When a previously healthy-weight child comes in with a high body mass index (BMI) — especially above the 85 percentile — the ensuing discussion can be one of the most delicate conversations we have with our families. We need to open a dialog in a way that won’t alienate the parent or child so they will feel comfortable returning for this problem.
If this is the first conversation about a BMI problem, my main goal is to identify why the child’s weight has increased (Change in diet? Change in exercise?) and suggest changes in ways that encourage the patient to return in a month. I try to balance the conversation with information, understanding and hope, pointing out that making some changes over the next month may make a difference.
But how do you find an opening to get the conversation started? In our practice, we give the families an opportunity to provide it, in the form of a questionnaire that patients fill out at every well visit. Starting at 11 years old, it includes a question about concerns regarding nutrition/body image. If the answer is yes, it’s a very natural step to regroup about nutrition and exercise, especially if the BMI increase is recent.
Ours is only one approach or many, of course. One pediatrician I know asks permission to discuss nutrition and weight with the parents (“Are you comfortable if I bring up your child’s weight?”). This question thoughtfully sends the message that the conversation is not easy for everyone.
Some children truly struggle with high BMI and families can’t make enough changes to create progress. I find that they fall into 3 categories:
- Families who don’t perceive the patient’s BMI as a medical issue and are not interested in next step.
The most important thing is to motivate the whole family to make changes in household nutrition and activity.With these families I try to take on the role of observer, information gatherer and monitor. I point out the patient’s increased risk for lifelong problems, offer to recommend a specialist and note the need to track the patient’s metabolism labs. I used to hesitate to order labs because I thought the incidence of abnormalities was so low that is almost seemed punitive. But over the years, the rate of abnormal lab results seems to have grown, so now I am more comfortable citing guidelines and recommending monitoring.
- Families who feel they are doing all they can on their own.
This is a frustrating situation that usually requires a family to understand that they’re on the right track but have to make more lifestyle changes. I usually explain that each of us is an energy equation (more on this in a moment) and explain that this balance is different for each of us. I also offer a referral to a nutritionist. The most important thing is to motivate the whole family to make changes in household nutrition and activity.
- Families where the parent sees the problem but the patient isn’t motivated to change.
This is the most challenging situation, and is often a matter of educating and getting buy-in from the patient as much as, if not more than, the parents. Depending on the age of the child, analogies can help, such as:
- Energy equation — Each day we need to take in a certain amount of energy and use up a certain amount of energy.

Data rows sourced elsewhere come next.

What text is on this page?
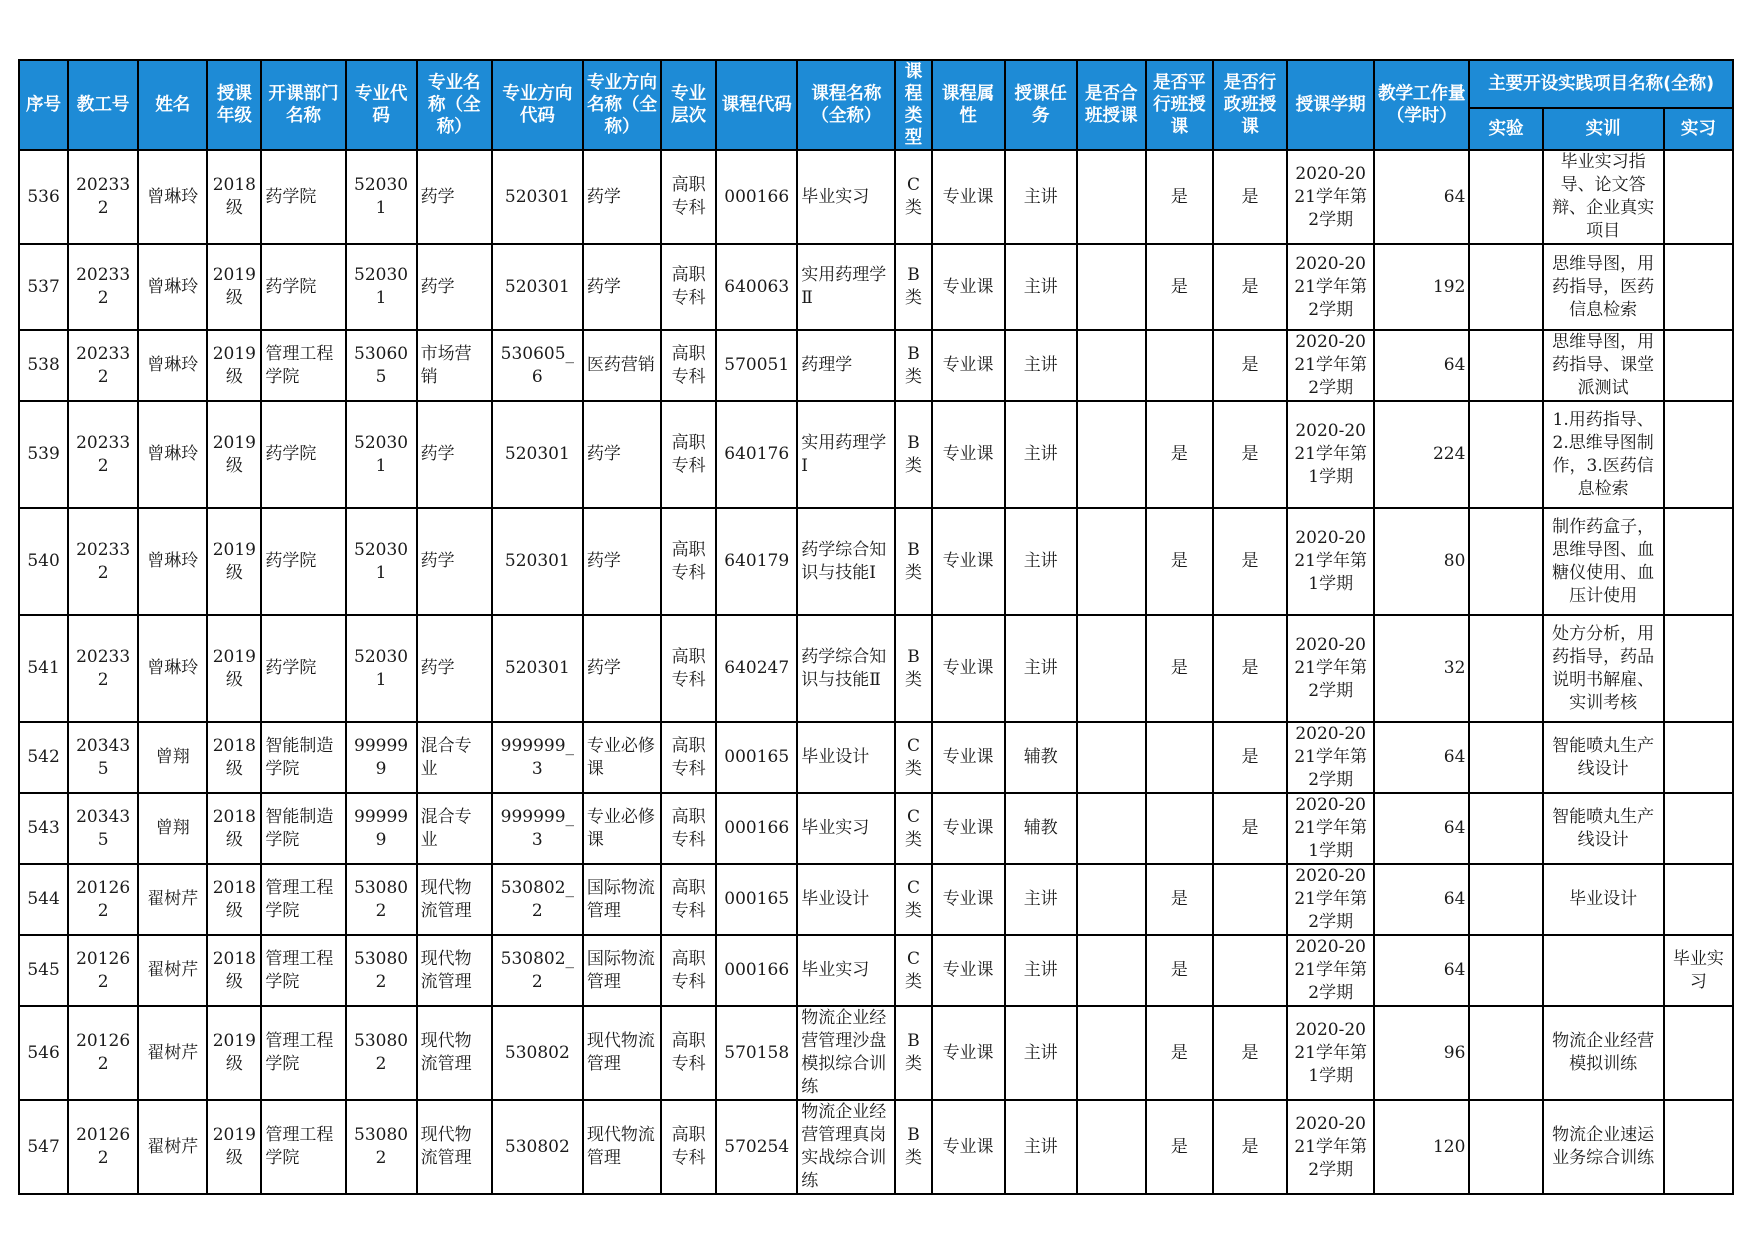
序号	教工号	姓名	授课年级	开课部门名称	专业代码	专业名称（全称）	专业方向代码	专业方向名称（全称）	专业层次	课程代码	课程名称（全称）	课程类型	课程属性	授课任务	是否合班授课	是否平行班授课	是否行政班授课	授课学期	教学工作量（学时）	主要开设实践项目名称(全称)		
																				实验	实训	实习
536	202332	曾琳玲	2018级	药学院	520301	药学	520301	药学	高职专科	000166	毕业实习	C类	专业课	主讲		是	是	2020-2021学年第2学期	64		毕业实习指导、论文答辩、企业真实项目	
537	202332	曾琳玲	2019级	药学院	520301	药学	520301	药学	高职专科	640063	实用药理学Ⅱ	B类	专业课	主讲		是	是	2020-2021学年第2学期	192		思维导图，用药指导，医药信息检索	
538	202332	曾琳玲	2019级	管理工程学院	530605	市场营销	530605_6	医药营销	高职专科	570051	药理学	B类	专业课	主讲			是	2020-2021学年第2学期	64		思维导图，用药指导、课堂派测试	
539	202332	曾琳玲	2019级	药学院	520301	药学	520301	药学	高职专科	640176	实用药理学Ⅰ	B类	专业课	主讲		是	是	2020-2021学年第1学期	224		1.用药指导、2.思维导图制作，3.医药信息检索	
540	202332	曾琳玲	2019级	药学院	520301	药学	520301	药学	高职专科	640179	药学综合知识与技能Ⅰ	B类	专业课	主讲		是	是	2020-2021学年第1学期	80		制作药盒子，思维导图、血糖仪使用、血压计使用	
541	202332	曾琳玲	2019级	药学院	520301	药学	520301	药学	高职专科	640247	药学综合知识与技能Ⅱ	B类	专业课	主讲		是	是	2020-2021学年第2学期	32		处方分析，用药指导，药品说明书解雇、实训考核	
542	203435	曾翔	2018级	智能制造学院	999999	混合专业	999999_3	专业必修课	高职专科	000165	毕业设计	C类	专业课	辅教			是	2020-2021学年第2学期	64		智能喷丸生产线设计	
543	203435	曾翔	2018级	智能制造学院	999999	混合专业	999999_3	专业必修课	高职专科	000166	毕业实习	C类	专业课	辅教			是	2020-2021学年第1学期	64		智能喷丸生产线设计	
544	201262	翟树芹	2018级	管理工程学院	530802	现代物流管理	530802_2	国际物流管理	高职专科	000165	毕业设计	C类	专业课	主讲		是		2020-2021学年第2学期	64		毕业设计	
545	201262	翟树芹	2018级	管理工程学院	530802	现代物流管理	530802_2	国际物流管理	高职专科	000166	毕业实习	C类	专业课	主讲		是		2020-2021学年第2学期	64			毕业实习
546	201262	翟树芹	2019级	管理工程学院	530802	现代物流管理	530802	现代物流管理	高职专科	570158	物流企业经营管理沙盘模拟综合训练	B类	专业课	主讲		是	是	2020-2021学年第1学期	96		物流企业经营模拟训练	
547	201262	翟树芹	2019级	管理工程学院	530802	现代物流管理	530802	现代物流管理	高职专科	570254	物流企业经营管理真岗实战综合训练	B类	专业课	主讲		是	是	2020-2021学年第2学期	120		物流企业速运业务综合训练	
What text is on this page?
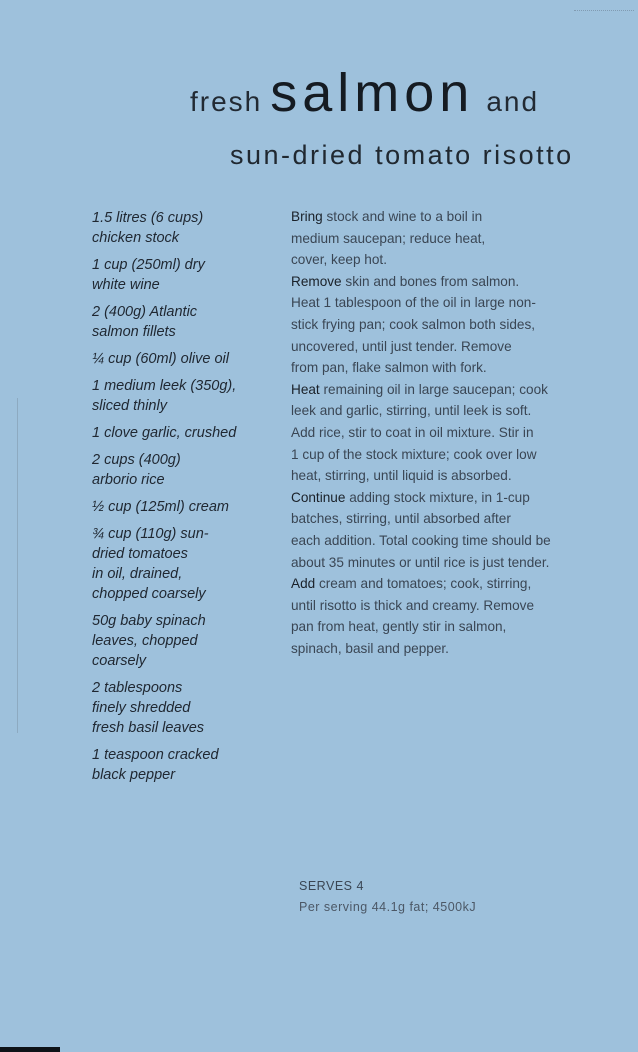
fresh salmon and
sun-dried tomato risotto

1.5 litres (6 cups)
chicken stock

1 cup (250ml) dry
white wine

2 (400g) Atlantic
salmon fillets

¼ cup (60ml) olive oil

1 medium leek (350g),
sliced thinly

1 clove garlic, crushed

2 cups (400g)
arborio rice

½ cup (125ml) cream

¾ cup (110g) sun-
dried tomatoes
in oil, drained,
chopped coarsely

50g baby spinach
leaves, chopped
coarsely

2 tablespoons
finely shredded
fresh basil leaves

1 teaspoon cracked
black pepper

Bring stock and wine to a boil in
medium saucepan; reduce heat,
cover, keep hot.

Remove skin and bones from salmon.
Heat 1 tablespoon of the oil in large non-
stick frying pan; cook salmon both sides,
uncovered, until just tender. Remove
from pan, flake salmon with fork.

Heat remaining oil in large saucepan; cook
leek and garlic, stirring, until leek is soft.
Add rice, stir to coat in oil mixture. Stir in
1 cup of the stock mixture; cook over low
heat, stirring, until liquid is absorbed.

Continue adding stock mixture, in 1-cup
batches, stirring, until absorbed after
each addition. Total cooking time should be
about 35 minutes or until rice is just tender.

Add cream and tomatoes; cook, stirring,
until risotto is thick and creamy. Remove
pan from heat, gently stir in salmon,
spinach, basil and pepper.

SERVES 4
Per serving 44.1g fat; 4500kJ
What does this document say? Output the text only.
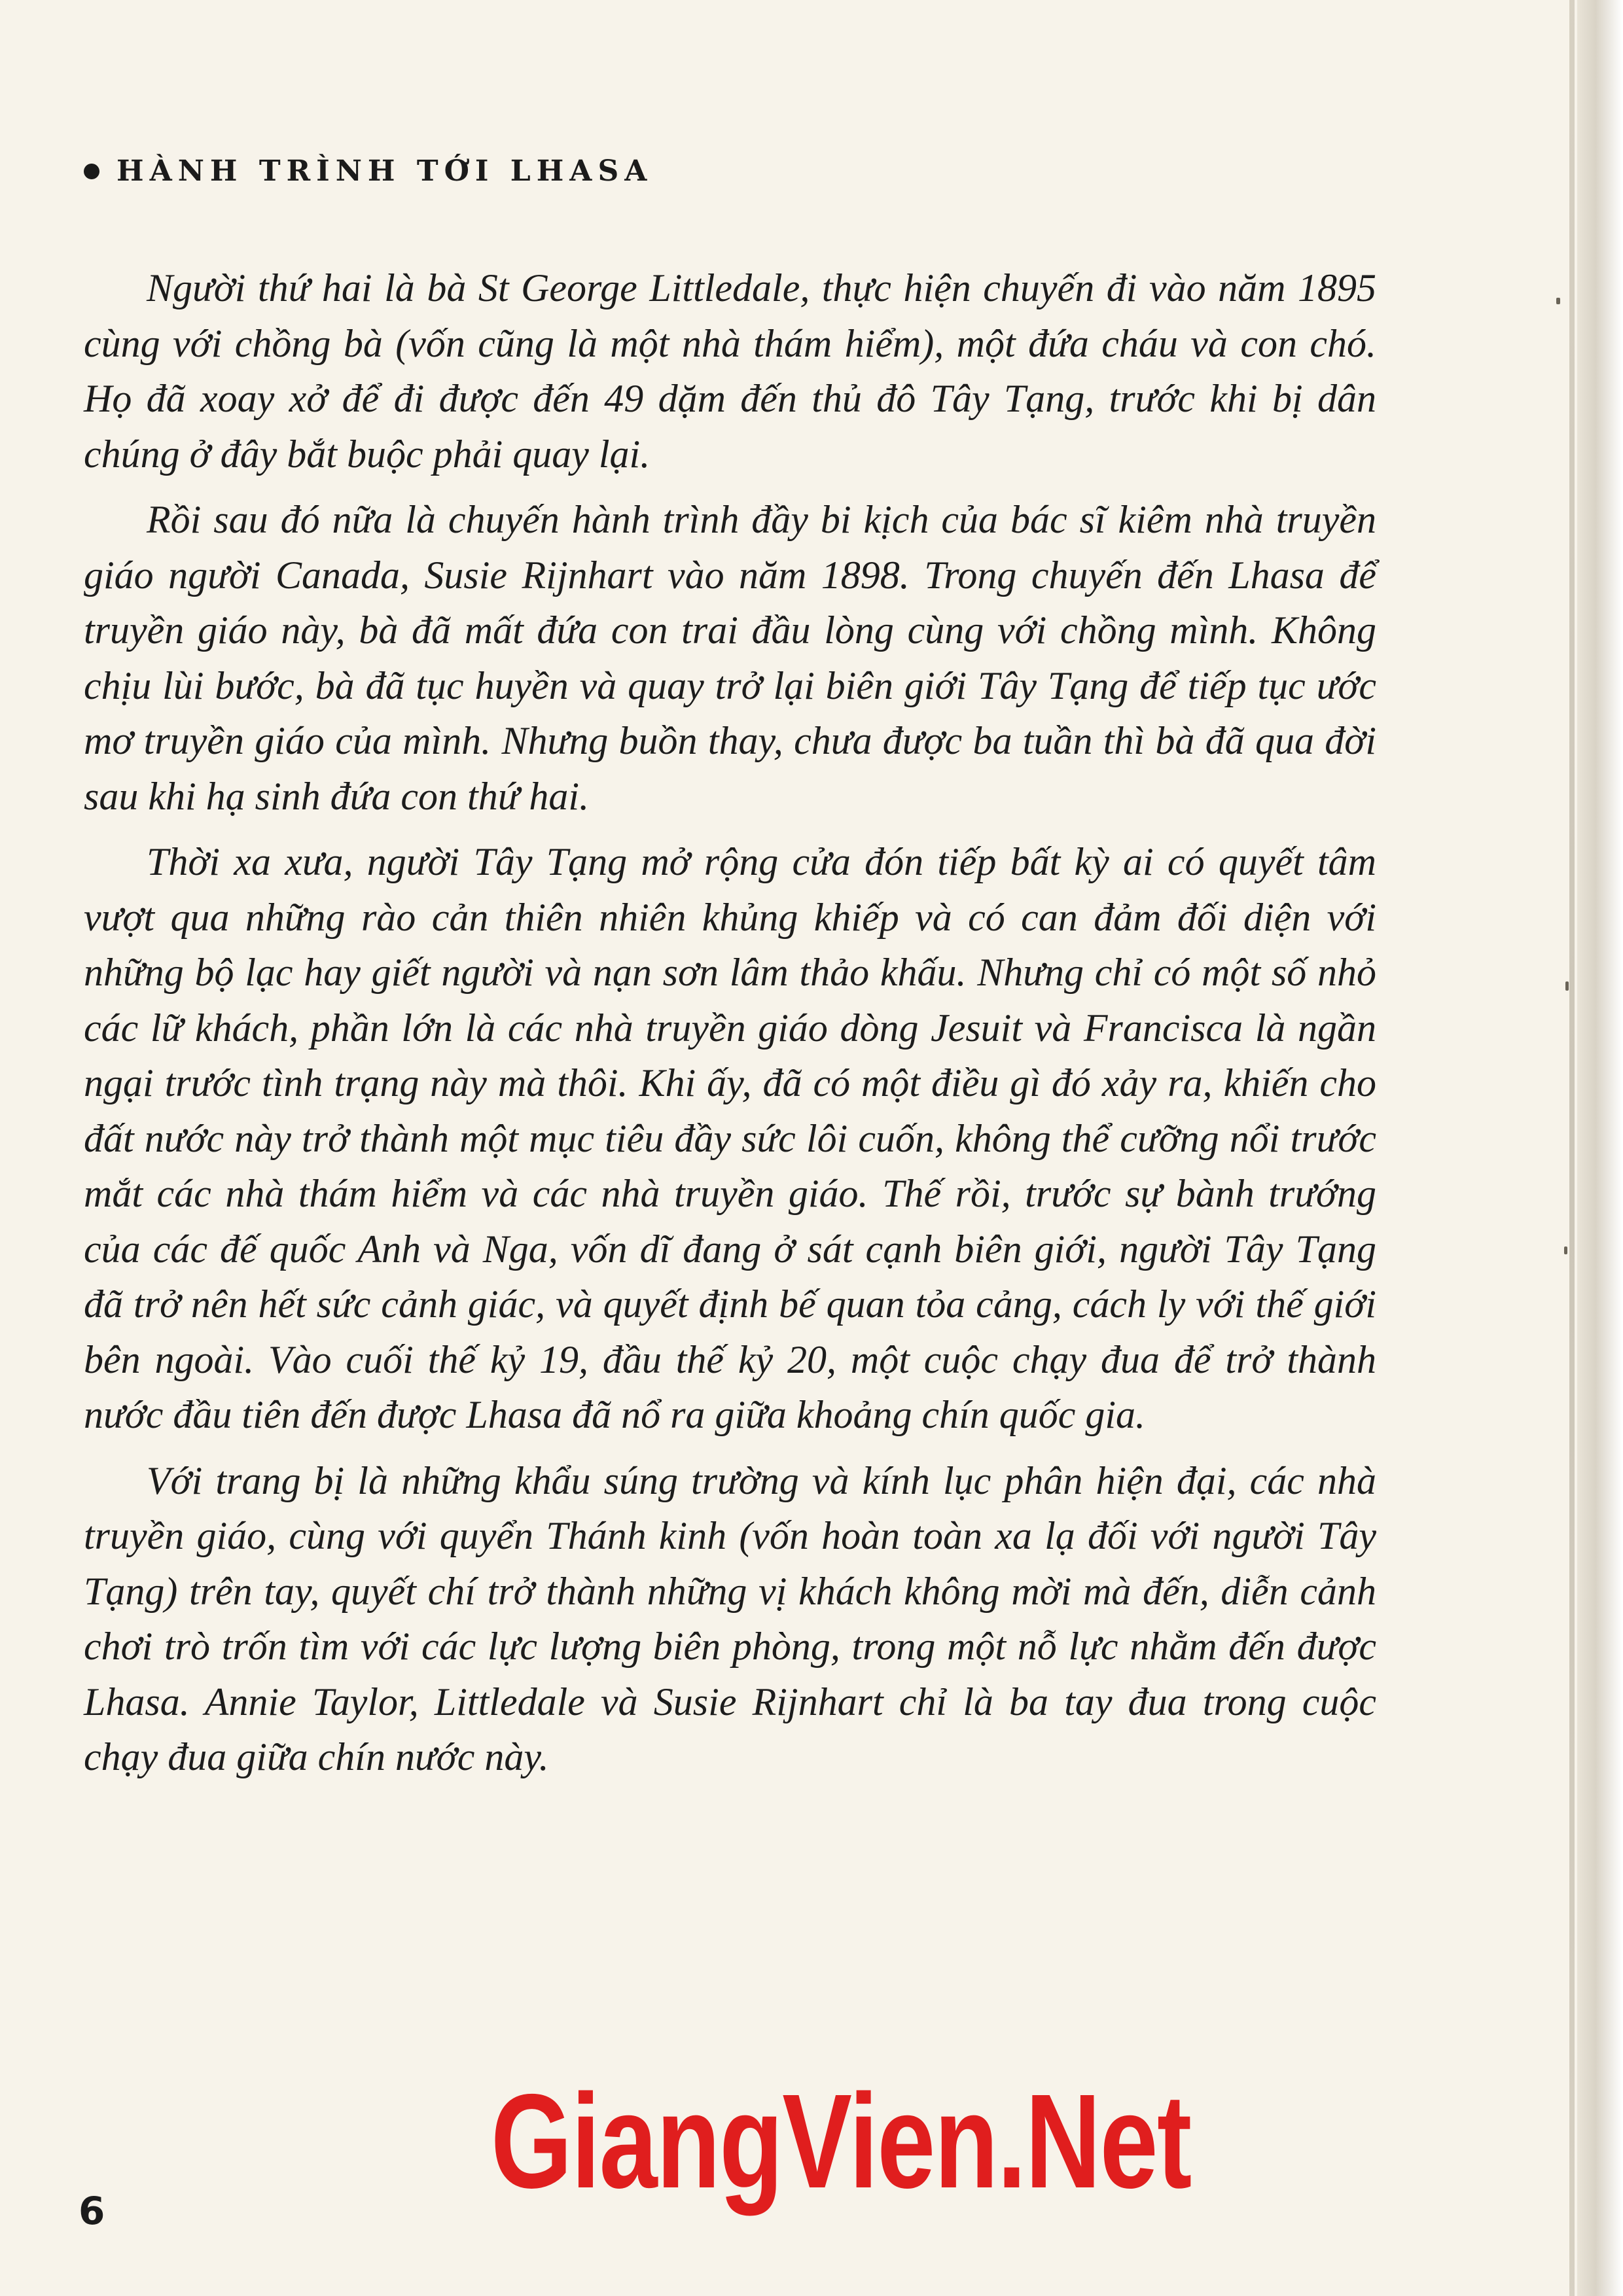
HÀNH TRÌNH TỚI LHASA

Người thứ hai là bà St George Littledale, thực hiện chuyến đi vào năm 1895 cùng với chồng bà (vốn cũng là một nhà thám hiểm), một đứa cháu và con chó. Họ đã xoay xở để đi được đến 49 dặm đến thủ đô Tây Tạng, trước khi bị dân chúng ở đây bắt buộc phải quay lại.

Rồi sau đó nữa là chuyến hành trình đầy bi kịch của bác sĩ kiêm nhà truyền giáo người Canada, Susie Rijnhart vào năm 1898. Trong chuyến đến Lhasa để truyền giáo này, bà đã mất đứa con trai đầu lòng cùng với chồng mình. Không chịu lùi bước, bà đã tục huyền và quay trở lại biên giới Tây Tạng để tiếp tục ước mơ truyền giáo của mình. Nhưng buồn thay, chưa được ba tuần thì bà đã qua đời sau khi hạ sinh đứa con thứ hai.

Thời xa xưa, người Tây Tạng mở rộng cửa đón tiếp bất kỳ ai có quyết tâm vượt qua những rào cản thiên nhiên khủng khiếp và có can đảm đối diện với những bộ lạc hay giết người và nạn sơn lâm thảo khấu. Nhưng chỉ có một số nhỏ các lữ khách, phần lớn là các nhà truyền giáo dòng Jesuit và Francisca là ngần ngại trước tình trạng này mà thôi. Khi ấy, đã có một điều gì đó xảy ra, khiến cho đất nước này trở thành một mục tiêu đầy sức lôi cuốn, không thể cưỡng nổi trước mắt các nhà thám hiểm và các nhà truyền giáo. Thế rồi, trước sự bành trướng của các đế quốc Anh và Nga, vốn dĩ đang ở sát cạnh biên giới, người Tây Tạng đã trở nên hết sức cảnh giác, và quyết định bế quan tỏa cảng, cách ly với thế giới bên ngoài. Vào cuối thế kỷ 19, đầu thế kỷ 20, một cuộc chạy đua để trở thành nước đầu tiên đến được Lhasa đã nổ ra giữa khoảng chín quốc gia.

Với trang bị là những khẩu súng trường và kính lục phân hiện đại, các nhà truyền giáo, cùng với quyển Thánh kinh (vốn hoàn toàn xa lạ đối với người Tây Tạng) trên tay, quyết chí trở thành những vị khách không mời mà đến, diễn cảnh chơi trò trốn tìm với các lực lượng biên phòng, trong một nỗ lực nhằm đến được Lhasa. Annie Taylor, Littledale và Susie Rijnhart chỉ là ba tay đua trong cuộc chạy đua giữa chín nước này.

6	GiangVien.Net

- Sports car — Really fancy cars require the better fuel, so take care of yourself, consider yourself a fancy car, and only fuel up with food that’s good for you.
- Speed limits — While it’s true that cars can go 100 miles/hour, drivers make sure that we don’t go over the speed limit, which is the same with daily food intake.
- Budgets — Eating is essentially an energy intake budget. If you have cookies after school, you have spent your dessert budget for the day.
So can helping children begin to internalize their own concept of what constitutes healthy food and meals. I really promote the idea of snacks as mini-meals, and often point out to both parent and child that if you are opening a wrapper for your snack, it’s probably not the healthiest.
Making sure all the food is healthy food
Change still has to start with the parents, however. If the patient’s isn’t motivated to change, I sometimes encourage parents to do a “clean sweep”: throw out food in the house that isn’t healthy. Many parents worry that this is too drastic, but I try to help them see that this can be as medically important as if their child had a food allergy.
I also try to help families reinforce the advice from the prenatal visit about parents’ and child’s roles when it comes to food in the house, adding that if:
- all the food choices in the house are healthy
- meals are well balanced
- food is plated before it gets to the table in reasonable portion sizes
- seconds are limited to protein or fruits and veggies
then parents doesn’t have to worry about how much the child is eating. These steps can take families a long time to accomplish, but they are both very important steps towards a conflict-free home around food.
And a third step is to set up non-negotiable rules around electronics (e.g., no devices in the bedroom, exercise before video games, only 2 hours or screen time per day) to help families reclaim some device-free time.
Finally, I tell all families that one of the easiest things about improving a child’s high BMI is that it doesn’t take huge lifestyle changes to bring a child’s BMI into a healthier range. Usually one small healthy change naturally leads to others, which together can help enhance the whole family’s health.
Susan Laster, MD, is a primary care provider in private practice in Brookline, Mass., and a member of the Pediatric Physicians Organization at Boston Children’s Hospital (PPOC). Her most recent post on Notes discussed obesity prevention in primary care.